Un gain très important à la loterie en 1891, en lui épargnant les combats quotidiens auxquels ses origines très modestes l’avaient destiné et en l’éloignant du marché de l’art, est l’une des raisons de la diffusion médiocre de ses œuvres.

Cependant, le caractère même de sa peinture explique mieux l’incompréhension manifestée à son égard. À l’époque où le but commun des impressionnistes semblait être, malgré la diversité des moyens, de saisir le changement de la forme sous l’effet de la lumière, Guillaumin refuse la dissolution des volumes et se rapproche des recherches de Cézanne en faisant de la couleur un élément constructif.
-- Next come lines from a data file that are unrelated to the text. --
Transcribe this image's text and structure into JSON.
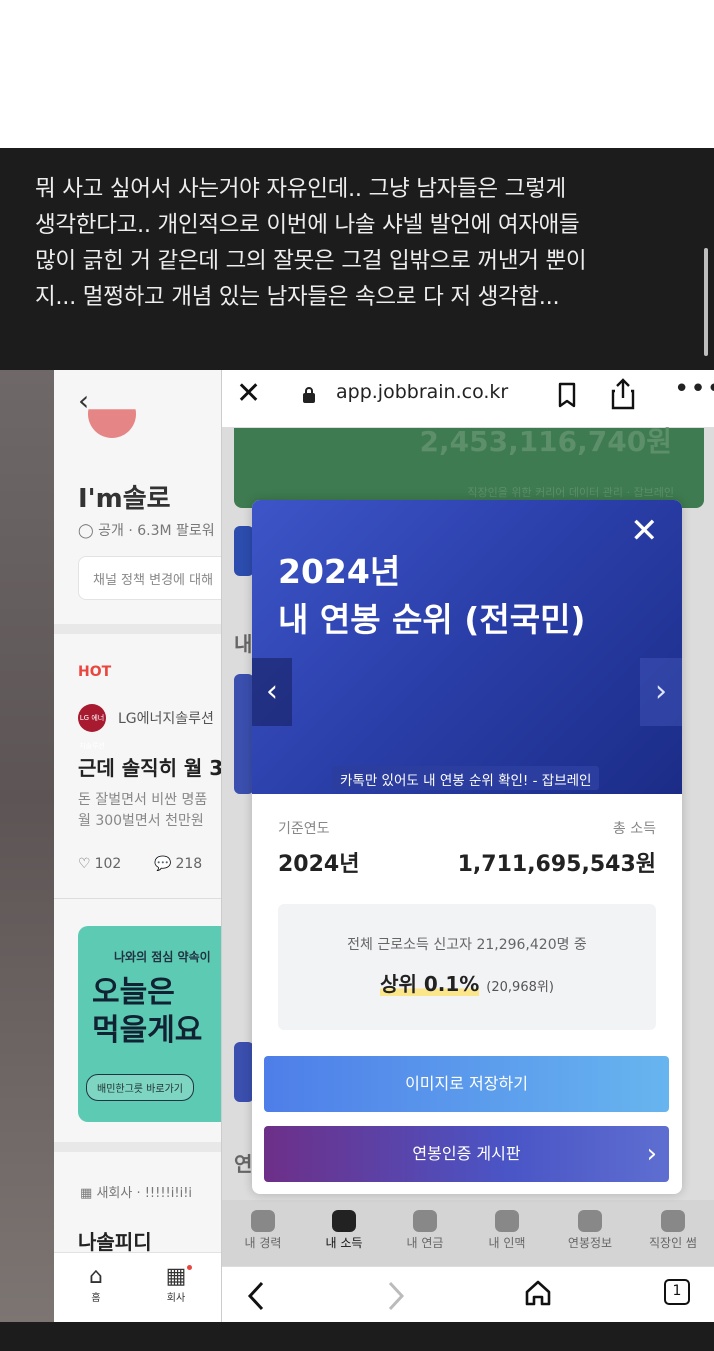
{
  "caption": {
    "text": "뭐 사고 싶어서 사는거야 자유인데.. 그냥 남자들은 그렇게\n생각한다고.. 개인적으로 이번에 나솔 샤넬 발언에 여자애들\n많이 긁힌 거 같은데 그의 잘못은 그걸 입밖으로 꺼낸거 뿐이\n지... 멀쩡하고 개념 있는 남자들은 속으로 다 저 생각함..."
  },
  "blind": {
    "channel_title": "I'm솔로",
    "channel_meta": "공개 · 6.3M 팔로워",
    "notice": "채널 정책 변경에 대해",
    "hot_label": "HOT",
    "company_name": "LG에너지솔루션",
    "company_logo": "LG 에너지솔루션",
    "post_title": "근데 솔직히 월 3",
    "post_body": "돈 잘벌면서 비싼 명품\n월 300벌면서 천만원",
    "likes": "102",
    "comments": "218",
    "ad_top": "나와의 점심 약속이",
    "ad_main": "오늘은 \n먹을게요",
    "ad_button": "배민한그릇 바로가기",
    "post2_meta": "새회사 · !!!!!i!i!i",
    "post2_title": "나솔피디",
    "tab_home": "홈",
    "tab_company": "회사"
  },
  "browser": {
    "url": "app.jobbrain.co.kr",
    "bg_amount": "2,453,116,740원",
    "bg_sub": "직장인을 위한 커리어 데이터 관리 · 잡브레인",
    "bg_left1": "내",
    "bg_left2": "연",
    "bottom_nav": [
      "내 경력",
      "내 소득",
      "내 연금",
      "내 인맥",
      "연봉정보",
      "직장인 썸"
    ],
    "tab_count": "1"
  },
  "modal": {
    "title": "2024년\n내 연봉 순위 (전국민)",
    "tag": "카톡만 있어도 내 연봉 순위 확인! - 잡브레인",
    "year_label": "기준연도",
    "year_value": "2024년",
    "income_label": "총 소득",
    "income_value": "1,711,695,543원",
    "rank_desc": "전체 근로소득 신고자 21,296,420명 중",
    "rank_top": "상위 0.1%",
    "rank_position": "(20,968위)",
    "save_button": "이미지로 저장하기",
    "board_button": "연봉인증 게시판"
  },
  "colors": {
    "modal_header": "#2a3ea8",
    "save_button": "#4e7ee9",
    "board_button": "#6d2f88",
    "hot": "#e8463f"
  }
}
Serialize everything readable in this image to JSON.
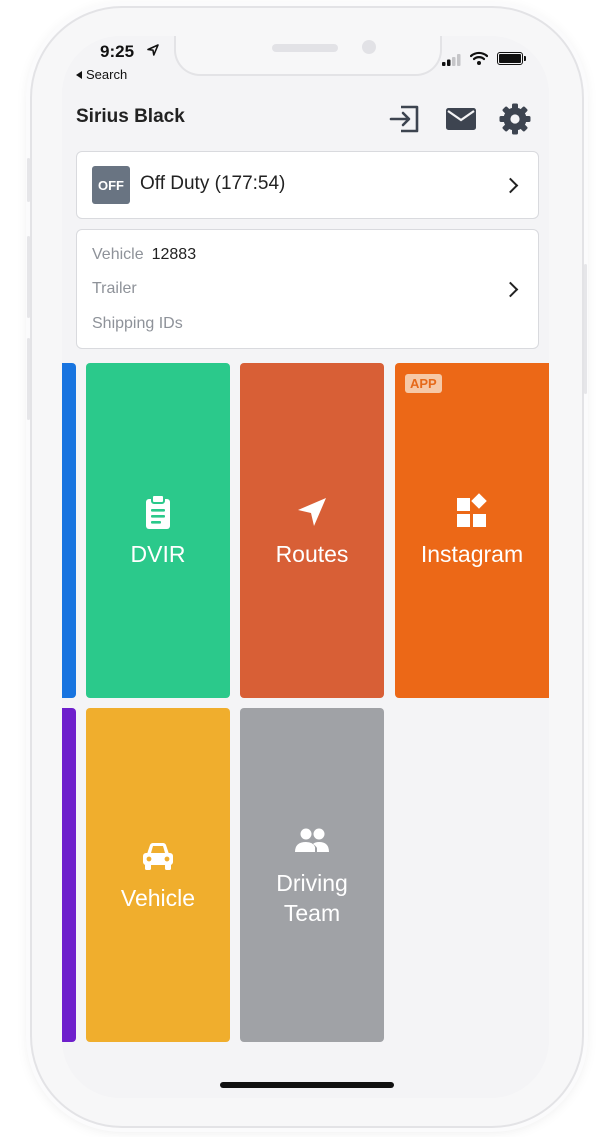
{
  "status_bar": {
    "time": "9:25",
    "back_label": "Search"
  },
  "header": {
    "driver_name": "Sirius Black"
  },
  "duty": {
    "badge": "OFF",
    "label": "Off Duty (177:54)"
  },
  "vehicle_card": {
    "vehicle_label": "Vehicle",
    "vehicle_value": "12883",
    "trailer_label": "Trailer",
    "shipping_label": "Shipping IDs"
  },
  "tiles": [
    {
      "label": "DVIR",
      "color": "#2bc98b",
      "icon": "clipboard-icon"
    },
    {
      "label": "Routes",
      "color": "#d85f36",
      "icon": "navigation-arrow-icon"
    },
    {
      "label": "Instagram",
      "color": "#ec6817",
      "icon": "apps-widget-icon",
      "badge": "APP"
    },
    {
      "label": "Vehicle",
      "color": "#f0ae2d",
      "icon": "car-icon"
    },
    {
      "label": "Driving Team",
      "color": "#a0a2a6",
      "icon": "people-icon"
    }
  ],
  "edge_tiles": {
    "top_color": "#1874e0",
    "bottom_color": "#6e1fcc"
  }
}
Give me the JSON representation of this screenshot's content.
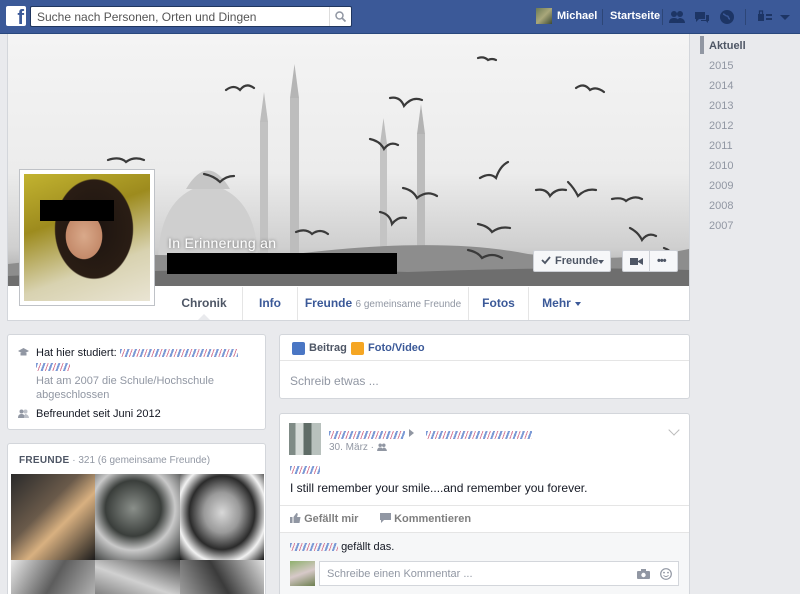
{
  "topbar": {
    "logo": "f",
    "search_placeholder": "Suche nach Personen, Orten und Dingen",
    "user_name": "Michael",
    "home_label": "Startseite"
  },
  "timeline": {
    "years": [
      "Aktuell",
      "2015",
      "2014",
      "2013",
      "2012",
      "2011",
      "2010",
      "2009",
      "2008",
      "2007"
    ]
  },
  "cover": {
    "memorial_text": "In Erinnerung an"
  },
  "buttons": {
    "friends_label": "Freunde",
    "more_label": "•••"
  },
  "tabs": {
    "chronik": "Chronik",
    "info": "Info",
    "freunde": "Freunde",
    "freunde_mutual": "6 gemeinsame Freunde",
    "fotos": "Fotos",
    "mehr": "Mehr"
  },
  "about": {
    "studied_prefix": "Hat hier studiert:",
    "studied_sub": "Hat am 2007 die Schule/Hochschule abgeschlossen",
    "friends_since": "Befreundet seit Juni 2012"
  },
  "friends_box": {
    "title": "FREUNDE",
    "count": "· 321 (6 gemeinsame Freunde)"
  },
  "composer": {
    "post_label": "Beitrag",
    "photo_label": "Foto/Video",
    "placeholder": "Schreib etwas ..."
  },
  "post": {
    "date": "30. März ·",
    "body": "I still remember your smile....and remember you forever.",
    "like_label": "Gefällt mir",
    "comment_label": "Kommentieren",
    "likes_suffix": "gefällt das.",
    "comment_placeholder": "Schreibe einen Kommentar ..."
  },
  "colors": {
    "brand": "#3b5998",
    "background": "#e9eaed",
    "muted": "#9197a3"
  }
}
Huysmans devait reconnaître, en 1881, que les toiles de ce "coloriste féroce", malgré l’apparence d’"un amas de zébrures de vermillon et de bleu de Prusse", regardées à bonne distance, laissaient le spectateur "étonné" par leur "délicatesse imprévue". Couleur "constructive" à la manière de Cézanne – mais sans arrière-pensées théoriques – et cependant annonciatrice de celle "expressive" des Fauves.

Ces "couleurs d’arc-en-ciel" qui "fulgurent brutalement du haut en bas de ses toiles" finiront par rebuter Huysmans en 1882. Mais elles ne peuvent aujourd’hui que séduire nos regards familiarisés avec le Fauvisme, dont les développements ultimes confirmeront les intuitions de Guillaumin.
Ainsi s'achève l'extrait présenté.